Chapitre 42

Comment le prince de Tarente, après l'entrevue de Toulouse, se rendit auprès du roi son père, et lui raconta le mauvais accueil qu'il avait eu du roi En Pierre ; et comment le roi En Pierre, se fiant en ses seules forces, ne se mit point en peine de ce que pourrait faire ledit roi En Pierre.

Chapitre 41 Sommaire Chapitre 43

Quand le prince de Tarente eut quitté Toulouse il se rendit auprès de son père, le roi Charles, qui lui demanda ce qui s'était passé dans les conférences. Son fils lui raconta comment le roi de France et le roi de Majorque l'avaient honorablement reçu, mais ajouta que le roi d'Aragon n'avait jamais voulu se familiariser avec lui et s'était toujours montré rude et haineux à son égard. Le roi Charles en fut fâché ; il comprit bien que c'était une épine qu'il avait au coeur, comme il s'en était déjà douté ; toutefois, ayant grande confiance en ses chevaliers et en sa puissance, il se dit en son coeur qu'il n'avait rien à redouter de lui. Il pouvait bien penser ainsi, puisqu'il possédait quatre avantages que n'avait aucun autre roi. Premièrement, il était regardé comme le plus habile et le plus courageux prince du monde, depuis la mort du roi En Jacques d'Aragon ; la seconde chose était que, possédant tout ce qui avait appartenu au roi Mainfroi, il était le roi le plus puissant qui fût alors ; troisièmement il était comte de Provence et d'Anjou ; et enfin il était sénateur de Rome et vicaire général de toute la Toscane, de la Lombardie et de la Marche d'Ancône, et de plus vicaire général de tout le pays d'outre-mer, et chef suprême de tous les chrétiens qui se trouvaient outre-mer (1), ainsi que des Ordres du Temple, de l'Hôpital et des Allemands (2), aussi bien que des cités, châteaux, villes et de toutes les nations chrétiennes qui y étaient ou pourraient y venir ; il avait aussi l'appui du Saint-Père et de la sainte Eglise romaine qui comptaient sur lui comme leur grand gonfalonier et gouverneur. D'un autre côté il avait encore pour lui la maison de France, car son frère le roi Louis, avant sa mort, avait recommandé son frère Charles au roi Philippe qui devenait roi de France ; il comptait donc sur lui comme il l'eût fait sur son frère Louis, s'il eût vécu. Ainsi en considérant sa puissance il ne pouvait redouter le roi En Pierre ; il énuméra bien son pouvoir en son coeur, mais il ne songea pas à celui de Dieu. Or, celui qui se confie plus en sa puissance qu'en celle de Dieu peut être certain que Dieu lui fera sentir sa force, et donnera à connaître et à comprendre à tout le monde qu'il n'y a rien de réel que la puissance de Dieu qu'il ne m'est plus nécessaire d'en parler. Or ce roi se reposait ainsi dans l'espoir de ses forces.
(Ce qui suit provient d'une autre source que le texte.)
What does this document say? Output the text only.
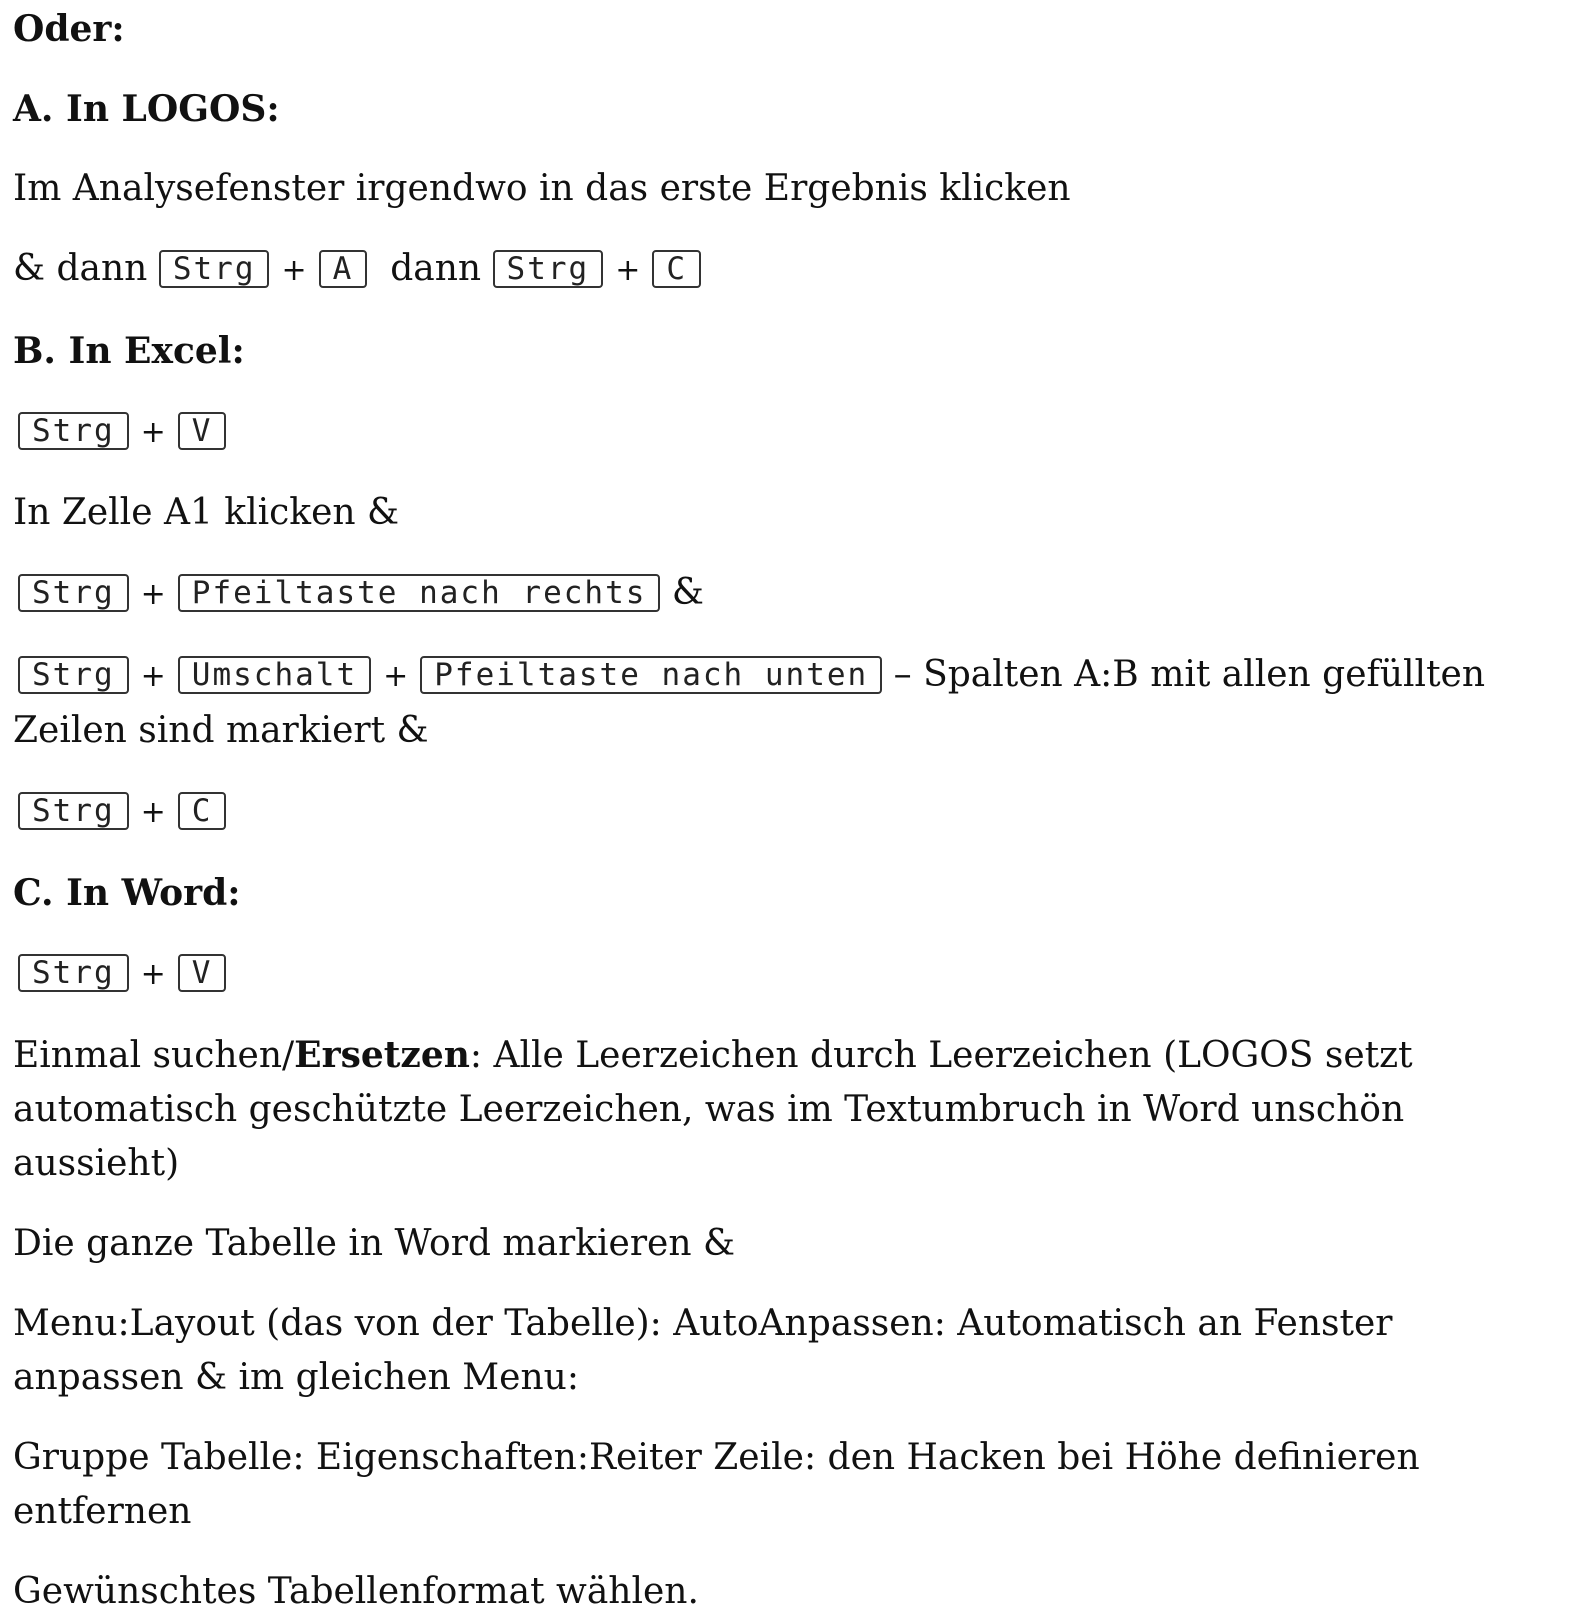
Oder:
A. In LOGOS:

Im Analysefenster irgendwo in das erste Ergebnis klicken

& dann Strg + A dann Strg + C

B. In Excel:

Strg + V

In Zelle A1 klicken &

Strg + Pfeiltaste nach rechts &

Strg + Umschalt + Pfeiltaste nach unten – Spalten A:B mit allen gefüllten Zeilen sind markiert &

Strg + C

C. In Word:

Strg + V

Einmal suchen/Ersetzen: Alle Leerzeichen durch Leerzeichen (LOGOS setzt automatisch geschützte Leerzeichen, was im Textumbruch in Word unschön aussieht)

Die ganze Tabelle in Word markieren &

Menu:Layout (das von der Tabelle): AutoAnpassen: Automatisch an Fenster anpassen & im gleichen Menu:

Gruppe Tabelle: Eigenschaften:Reiter Zeile: den Hacken bei Höhe definieren entfernen

Gewünschtes Tabellenformat wählen.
Chapitre 41 Haut de la page Chapitre 43

(1) Par le traité de 1267 les empereurs de Constantinople lui avaient cédé leurs droits, en ne se réservant que les îles de Lesbos, Samos, Cos et Chio ; et le mariage de son fils Philippe avec Isabelle de Ville-Hardoin, princesse d'Achaïe, lui assurait la seigneurie réelle de la Morée, dont il n'était, par la concession de Baudoin et de Geoffroy de Ville-Hardoin, que le seigneur supérieur.

(2) Chevaliers de l'ordre teutonique.